Over at his North Side office
a few days later, I ask Ellison to describe how he made the sale to the
Kaplans back in the spring of ’06-back when the Republican opposition
machine was shrieking "Louis Farrakhan-lovin’ Muslim" at 150 decibels.
Worse still, plenty of mainstream Democrats were thinking this time the
Republican echo chamber might be onto something.

"There was
really no selling," replies Ellison. "I’m no good at trying to sell
stuff." Ellison has a fairly high cock-of-the-walk factor, so it’s not
surprising he won’t cop to his need to tie up with the state’s most
prominent political brokers."Here’s the deal," he says, tilting back in
his chair. "The way I see it, Sam and Sylvia are people who have a
strong sense of the common good and what has to be done to achieve it.
Did I want their endorsement and support? Of course. Not only do they
have resources, they have contacts to people who have resources. They
are what I think of as practical idealists. Once we finally had a
chance to talk, what I wanted to make clear was that I thought we
shared the desire to see more inclusive government. If that’s making a
sale, well, OK. But we just had a very good conversation. We just sat
at a table down at the convention in Rochester and kicked it for
awhile."

In truth, that seemingly impromptu conversation in
Rochester had been coordinated by attorney Andy Lugar and urged upon
the Kaplans by prominent DFL activist and state representative, Frank
Hornstein, who had already made his philosophic peace with Ellison."The
Kaplans really are guided by a deep-seated sense of values which I had
also seen in Keith," says Hornstein. "So in my mind they needed to get
together." The affection between the Kaplans and Ellison seems real,
even allowing for the usual swoony talk between politician and patron.
Individually, all three echo the same issues and positions. Sam and
Sylvia, together and separately, gush over Ellison’s commitment, his
Wellstone-like energy for both campaigning and working his district,
and the discipline he’s shown in his first year in D.C. (probably due
in no small part to the Kaplans’ having connected him with former
Wellstone chief of staff Kari Moe).

"With
Sylvia," says Ellison, "you can feel her decisions are motivated by her
heart, while Sam is more nuanced. You can see him rolling all the
factors around in his head. I think that’s what makes them a good team,
and they are very much a team-a big-time team. And they really respect
each other."

I asked Ellison, as I did everyone for this story,
if they could think of a conservative counterpart to the Kaplans. Is,
for example, Bill Cooper, former Republican Party chair and
chairman/CEO of TCF Financial, equally effective in terms of providing
a reliable conduit to influence, in terms of getting pieces moved on
the political chess board?

"Cooper’s thing is fear-based," says
Ellison. "With Sam and Sylvia you never get this feeling that ‘our good
fortune depends on your demise.’ I don’t know what you’ve seen, but Sam
seems like a pretty happy guy to me. He’s not some cranky
seventy-year-old, and he is certainly not an arrogant dude. "

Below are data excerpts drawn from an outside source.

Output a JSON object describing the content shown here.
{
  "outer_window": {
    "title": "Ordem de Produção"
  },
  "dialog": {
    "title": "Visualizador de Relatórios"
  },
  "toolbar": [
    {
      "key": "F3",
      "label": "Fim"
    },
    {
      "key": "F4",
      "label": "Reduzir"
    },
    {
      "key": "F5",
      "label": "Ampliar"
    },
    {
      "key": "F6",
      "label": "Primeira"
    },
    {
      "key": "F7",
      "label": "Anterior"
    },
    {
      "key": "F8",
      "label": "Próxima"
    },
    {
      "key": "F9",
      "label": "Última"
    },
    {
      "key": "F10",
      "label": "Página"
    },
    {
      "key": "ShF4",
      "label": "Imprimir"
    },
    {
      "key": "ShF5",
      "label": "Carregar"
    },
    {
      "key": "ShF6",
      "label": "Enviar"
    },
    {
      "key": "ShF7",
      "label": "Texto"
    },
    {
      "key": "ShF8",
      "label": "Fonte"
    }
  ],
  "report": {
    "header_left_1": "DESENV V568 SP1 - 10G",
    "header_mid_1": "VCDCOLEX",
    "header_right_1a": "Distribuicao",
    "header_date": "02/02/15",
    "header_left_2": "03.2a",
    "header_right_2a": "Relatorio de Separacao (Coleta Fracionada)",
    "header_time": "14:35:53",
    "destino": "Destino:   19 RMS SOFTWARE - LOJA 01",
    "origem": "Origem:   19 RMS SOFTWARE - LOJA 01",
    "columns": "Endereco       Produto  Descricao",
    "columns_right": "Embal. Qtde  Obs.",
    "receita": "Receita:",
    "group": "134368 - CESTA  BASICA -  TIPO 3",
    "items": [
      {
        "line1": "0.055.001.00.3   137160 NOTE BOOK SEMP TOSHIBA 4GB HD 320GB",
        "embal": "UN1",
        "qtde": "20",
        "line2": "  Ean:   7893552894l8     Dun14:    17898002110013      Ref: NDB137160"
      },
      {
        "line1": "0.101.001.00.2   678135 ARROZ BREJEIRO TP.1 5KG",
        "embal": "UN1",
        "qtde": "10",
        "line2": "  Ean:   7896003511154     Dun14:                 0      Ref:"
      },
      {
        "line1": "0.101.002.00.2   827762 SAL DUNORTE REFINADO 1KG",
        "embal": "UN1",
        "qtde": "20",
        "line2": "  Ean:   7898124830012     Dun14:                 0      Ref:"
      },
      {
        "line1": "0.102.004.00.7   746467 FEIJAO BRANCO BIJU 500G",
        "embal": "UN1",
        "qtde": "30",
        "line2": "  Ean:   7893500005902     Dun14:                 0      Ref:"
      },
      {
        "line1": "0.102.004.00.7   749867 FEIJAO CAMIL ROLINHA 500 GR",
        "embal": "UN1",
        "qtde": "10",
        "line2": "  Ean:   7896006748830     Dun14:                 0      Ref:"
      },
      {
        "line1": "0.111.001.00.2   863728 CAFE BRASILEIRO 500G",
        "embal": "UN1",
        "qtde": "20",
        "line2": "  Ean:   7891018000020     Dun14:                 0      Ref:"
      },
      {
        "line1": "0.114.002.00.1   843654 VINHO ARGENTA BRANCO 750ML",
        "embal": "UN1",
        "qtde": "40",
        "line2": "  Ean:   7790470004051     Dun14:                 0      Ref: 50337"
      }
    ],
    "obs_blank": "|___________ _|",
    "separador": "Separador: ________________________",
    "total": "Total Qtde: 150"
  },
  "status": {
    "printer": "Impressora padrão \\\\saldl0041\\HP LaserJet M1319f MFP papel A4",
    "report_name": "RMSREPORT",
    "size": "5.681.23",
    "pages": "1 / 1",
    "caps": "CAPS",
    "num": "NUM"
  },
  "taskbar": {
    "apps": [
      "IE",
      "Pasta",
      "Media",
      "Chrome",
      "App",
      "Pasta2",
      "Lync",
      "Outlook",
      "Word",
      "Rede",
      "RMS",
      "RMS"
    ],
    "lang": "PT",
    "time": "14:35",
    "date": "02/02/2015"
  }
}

Sam’s office in the Wells Fargo Center is not at all the daunting, pin-striped, baronial sanctum sanctorum
one might imagine. There is no sinister John Grisham quality to it.
Instead of slabs of lacquered mahogany and oil portraits of jowly
robber barons, the green-walled space is a tasteful riot of art,
artifacts, and furniture that he and Sylvia have collected on their
travels. Getting Sam to thoroughly deconstruct the specific qualities
and techniques of his success is not easy. While he acknowledges the
prominence of his firm and the picture of the law-school golden boy
Durenberger paints, he isn’t particularly comfortable with the term
"kingmaker," I gather because of its insinuation of crass, ham-fisted
power. He prefers instead to guide the conversation, with a seasoned
attorney’s skill, toward a more refined topic-such as the vital need
for respectful interaction between business and political adversaries.
Sam is proud that many of his biggest clients are Republicans. But he
is quick to clarify: "I have no Republican friends or clients-none-who
believe that the most important issue is being anti-gay marriage or
anti-abortion. Republicans that I know, the people that I know and
understand, want to reduce the amount of government regulation, reduce
the amount of government taxation. They want to take government more
out of your life. Those are the kinds of issues that I understand. I
don’t agree with them, but I can understand them. That’s why we come
together. They have a point of view I can respect."

Major
Democrats who aren’t in sync with the Kaplans, and who don’t see an
upside to going on record with disparaging comments, seem most
irritated by the couple’s big footprint of influence, and as a few
mentioned, Sam’s representation of people like UnitedHealth Group
tycoon Bill McGuire and mega-car dealer Denny Hecker. In Sam’s office,
I bring up the Bill Cooper-as-counterpart example and Sam reminds me
that he represented Cooper in TCF’s $35 million negotiations for naming
rights to the Gophers’ football stadium, and that he sought Cooper’s
advice eight years ago when he considered selling Bank Windsor.

"Bill
encouraged me to sell, and he was absolutely right. He is a banker par
excellence, and he has tremendous understanding of the industry and
timing."

But, I point out, the political style of the legendarily
prickly Cooper bears little resemblance to the Kaplan touch. Sam smiles
at the comparison. "I believe [Bill] has a tone that is much harsher
than his real makeup. Bill," he adds diplomatically, "can be impatient
at times."

The take-away point is that in business and
politics, ambitious, successful people gravitate to good judgment.
Moreover, the contacts sustained via good judgment are fragile, and
those who exert influence engage in destructive, exclusionary
activities at their reputation’s peril.

"Because I believe in a
negotiating process that is congenial and convivial, where people sit
down and reason together," says Sam, "people don’t believe that I might
be a partisan political person. They should. The truth of the matter is
that I believe passionately in partisan politics. The notion of
candidates sort of smoothing over what their positions are is not
attractive to me at all. We should be who we are. Once elected it’s
quite a different matter. People should come together and look for ways
to find common ground. I just want to be sure we have our point of view
at the table."

That said, he agrees these are times that call
for his side, liberals and Democrats, to play a tougher game than they
have. The stench from tactics like the Swift Boaters vs. John Kerry
appalls the fair-minded. But there is no denying that it helped turn an
election. The bare-knuckle style of Rahm Emanuel, the current head of
the Democratic Congressional Campaign Committee, "is not my style,"
says Sam. "But it is effective. He won, didn’t he? And yes, I think we
need to be tougher."

While Sylvia and Sam, along with Mike and
Ann Ciresi, Vance and Darin Opperman, and Walter and Joan Mondale,
co-chaired the Minnesota committee for John Kerry in ’04, their
enthusiasm waned when it became clear Kerry wasn’t tough enough.
According to Sam, "he had a lot of people pushing him around. He was
paying attention to people who had never won an election."

They’re jazzed about Barack Obama because they believe they see someone who fully mirrors their values.

"We
have gone to a lot of Barack Obama events," says Sam. "We have had
dinner with him, quietly and privately. We’ve seen the people there."
The Kaplans appear to have made an art of studying those whom the
ambitious call their friends.

"First of all, they are so
gracious. His is a Midwest campaign. But this is a tough guy. Sylvia
will tell you this is the first candidate she’s ever met whom she
didn’t want to tell what he should say." Sam smiles at that one.